Наконец, в итоге этой колоссальной работы писатель нашел для себя решение того вопроса, который он признал самым важным и насущным для человека, — кто был Иисус и чему он учил людей. И до самой своей смерти (в течение почти трех десятилетий) Толстой проповедовал свое понимание Христа и христианства в многочисленных статьях, книгах и письмах.
Это понимание резко расходилось с церковным. С присущей ему суровой прямотой, с неустрашимым мужеством писатель и борец отверг авторитет церкви как истолкователя христианского учения, да и вообще как общественного установления. «Христос, — заявил он, — никогда не устанавливал никакой иерархии церкви в том смысле, как ее понимает богословие»[8].
Целью церкви, утверждал Толстой, никогда не были сохранение учения Христа в чистоте и проповедь этого учения людям. «Церковь, все это слово, есть название обмана, посредством которого одни люди хотят властвовать над другими. И другой нет и не может быть церкви. Только на этом обмане построились те безобразные догматы, которые уродуют и закрывают всё учение. И божество Иисуса и св. духа, и троица, и дева Богородица…»[9]. И «священные книги» она всегда толковала так, как это ей было нужно, а не в соответствии с их истинным смыслом.
Толстой не считал эти книги священными в церковном понимании этого слова. Он видел, в частности, их противоречивость и говорил о «невозможно-разноречивых писаниях Пятикнижия, Псалмов, Евангелия, Посланий, Деяний, т. е. всего, что считается священным писанием»[10]. Он указывал на несостоятельность принятого у богословов приема — поисков «наименее противоречивого смысла» безусловно несовместимых по своему смыслу текстов Писания. Надо, требовал Толстой, самим, без церковных посредников читать евангелия и извлекать из них незамутненное, ясное представление о личности Христа и его учении.

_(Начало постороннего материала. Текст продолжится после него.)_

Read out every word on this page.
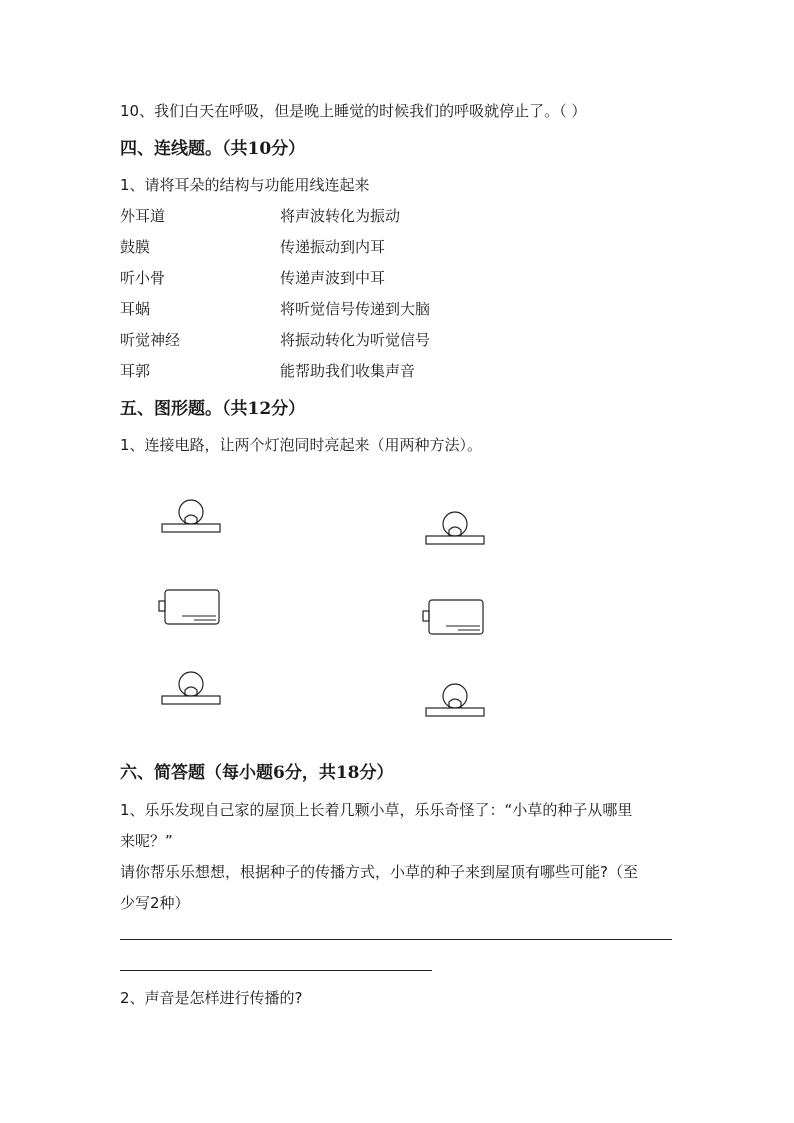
10、我们白天在呼吸，但是晚上睡觉的时候我们的呼吸就停止了。（ ）
四、连线题。（共10分）
1、请将耳朵的结构与功能用线连起来
外耳道	将声波转化为振动
鼓膜	传递振动到内耳
听小骨	传递声波到中耳
耳蜗	将听觉信号传递到大脑
听觉神经	将振动转化为听觉信号
耳郭	能帮助我们收集声音
五、图形题。（共12分）
1、连接电路，让两个灯泡同时亮起来（用两种方法）。
六、简答题（每小题6分，共18分）
1、乐乐发现自己家的屋顶上长着几颗小草，乐乐奇怪了：“小草的种子从哪里
来呢？”
请你帮乐乐想想，根据种子的传播方式，小草的种子来到屋顶有哪些可能?（至
少写2种）
2、声音是怎样进行传播的?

Как же, однако, быть с тем, что, читая евангелия, мы наталкиваемся в них на большое количество противоречивых и явно ошибочных мест, как быть с тем, что они «исполнены погрешностей», что в них много непонятного? Необходимо признать: «столь привычное нам представление о том, что все евангелия, все четыре, со всеми стихами и буквами, суть священные книги, есть, с одной стороны, самое грубое заблуждение, с другой — самый грубый и вредный обман»[11]. И нет в них никакой особой таинственности, сокрытой от человеческого ума. Если даже считать Иисуса богом, сошедшим на Землю, то и в этом случае невозможно себе представить, чтобы он открывал людям свою истину с целью, по существу, скрыть ее в туманных до непонятности текстах. А «если Иисус не бог, а великий человек, то учение его еще менее может породить разногласия»[12]. Короче говоря, надо искать понятный смысл евангельского учения.
Но все же в евангелиях многое темно и противоречиво! Этого Толстой не отрицает. Он дает совет — как преодолеть эту трудность. Надо, говорит он, темные места истолковывать в свете тех мест, которые выглядят ясными.
Нельзя сказать, чтобы такой прием выглядел безупречным в логическом отношении. Если, например, два текста по своему смыслу взаимно противоречат один другому, то признать один из них темным, а другой — ясным можно и с применением известной доли логического произвола: для меня может показаться непонятным как раз то, что для другого человека будет выглядеть самым простым и ясным, и наоборот. А ведь именно от этого зависит, что следует признать важным и существенным и что, наоборот, надо каким-нибудь способом подчинить этому важному и существенному.
Этот исходный пункт всей концепции Толстого тем более обнаруживает свою слабость, что автор заранее отказывается от доказательства правильности его точки зрения: «…доказательств истинности моего учения не может быть. Оно есть свет. Учение мое есть свет; и кто видит его, тот имеет свет и жизнь и потому доказывать нечего. А кто во тьме, тот должен идти к свету»[13]. Конечно, такой подход к вопросу в достаточной мере субъективен. Мы увидим в дальнейшем, что та трактовка личности и учения Христа, которую дает Толстой на основании этого подхода к евангельским текстам, действительно не свободна от субъективности и произвольности. Пока же: вернемся к изложению его точки зрения.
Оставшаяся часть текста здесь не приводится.